|The Serval, Leptailurus Serval, although recent genetic research has shown that the Serval is actually part of the genus Caracal) is a medium-sized African wild cat. The length is 85 cm (34 in), plus 40 cm (16 in) of tail, and the shoulder height is about 53 cm (21 in). Weight can range from 9 to 20 kg (20-44 lbs). Life expectancy is about 12-20 years. It is a slender animal, with long legs and a fairly short tail. The tall, oval ears are set close together. The pattern of the fur is variable. Usually, the Serval is boldly spotted black on tawny. The "servaline" form has much smaller, freckled spots. In addition, melanism is known to exist in this species, giving a similar appearance to the black panther. White servals are white with silvery grey spots and have only occurred in captivity.
Its main habitat is the savanna, although melanistic individuals are more usually found in mountainous areas. The Serval needs watercourses within its territory, so it does not live in semi-deserts or dry steppes. It is able to climb and swim, but seldom does so. It has now dwindled in numbers due to human population taking over its habitat and also hunting its pelt. It is protected in most countries. The Serval is listed in CITES Appendix 2, indicating that it is "not necessarily now threatened with extinction but that may become so unless trade is closely controlled."
Description and Behavior
Although 17 subspecies are listed by Allen (1939), their validity is doubtful (see Appendix I). Smithers (1978) examined specimens from one locality in southern Africa and found external characters among them which had been used to designate six different subspecies within the sub-region. Servals from West Africa most frequently show a pattern mutation of small speckled spots -- these so-called servalines were considered a separate species (Felis brachyura Wagner, 1841) until Pocock (1917a) demonstrated that the speckled form was a serval morph. Black servals have been widely recorded (Shortridge 1934, York 1973, Guggisberg 1975). The holotype of L. serval was taken near the Cape of Good Hope, but the serval now appears to have been extirpated from the entire southern coastal belt of South Africa and most of Cape province (Skead 1980, Stuart 1985) -- although M. Bowland (in litt. 1993) notes an unconfirmed report from a farmer at George, midway between Cape Town and Port Elizabeth.

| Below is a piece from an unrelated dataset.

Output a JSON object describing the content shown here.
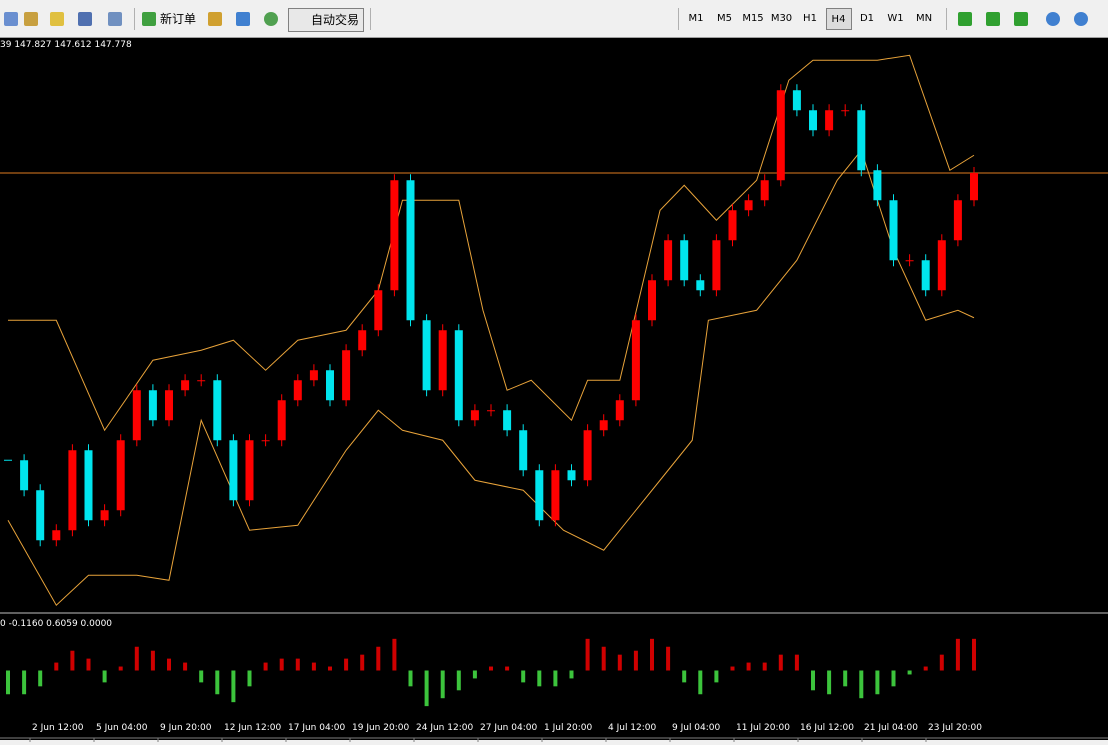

Small mammals, especially rodents, are the serval’s main prey. Larger rodents are preferred, particularly vlei (swamp) rats (Smithers and Wilson 1979, Geertsema 1985, Bowland 1990), and also Nile rats (Geertsema 1976, 1985). Smaller mice are of secondary importance (Smithers and Wilson 1979, Geertsema 1985, Bowland 1990). Up to 12 mice were found in one serval stomach from Zimbabwe (Smithers 1978). Birds, reptiles, fish and insects are also taken, although infrequently when rodents are abundant (Geertsema 1985, Bowland 1990). Geertsema (1985) observed one young male Serval, on a moonlit night, rush into open water to seize one of a group of feeding flamingos. Geertsema (1985) also found frogs to be a particularly favorite prey item, with remains occurring in 77% of 56 scats. She saw another young male eat at least 28 frogs in one three-hour period. Servals do not generally take larger prey as does the caracal. Single animals have only rarely been observed to kill duikers and fawns of the smaller antelope species (Rahm 1966, de Pienaar 1969, York 1973). The detailed studies by Geertsema (1985: Ngorongoro Conservation Area, Tanzania) and Bowland (1990: Natal province farmland, South Africa) did not record any instances of servals taking mammalian prey larger than rodents.
Adaptation and breeding
As part of its adaptations for hunting in the savannas, the Serval boasts long legs (the longest of all cats, relative to body size) and large ears. The long legs and neck allow the Serval to see over tall grasses, while its ears are used to detect rodents, even those burrowing underground. While hunting, the Serval will pause for up to 15 minutes at a time to listen with eyes closed. The Servals pounce is a distinctive vertical 'hop', which may be an adaptation for catching flushed birds. The Serval is a highly efficient hunter, catching prey on as many as 50% of attempts, compared to around one of ten for most species of cat. The Serval may also dig into burrows and fish the unlucky inhabitants out.
The gestation period for a female Serval is 66-77 days, almost three months. The litter consists of two or three young (called kittens), sometimes as few as one or as many as five. They are raised in sheltered locations like abandoned aardvark burrows. If such an ideal location is not available, a place behind a shrub may be sufficient. The Serval is sometimes preyed upon by the Leopard and other large cats. More dangerous for this cat are humans. The Serval was extensively hunted for its fur. It is still common in West and East Africa, but it is extinct in the South African Cape Province and very rare north of the Sahara.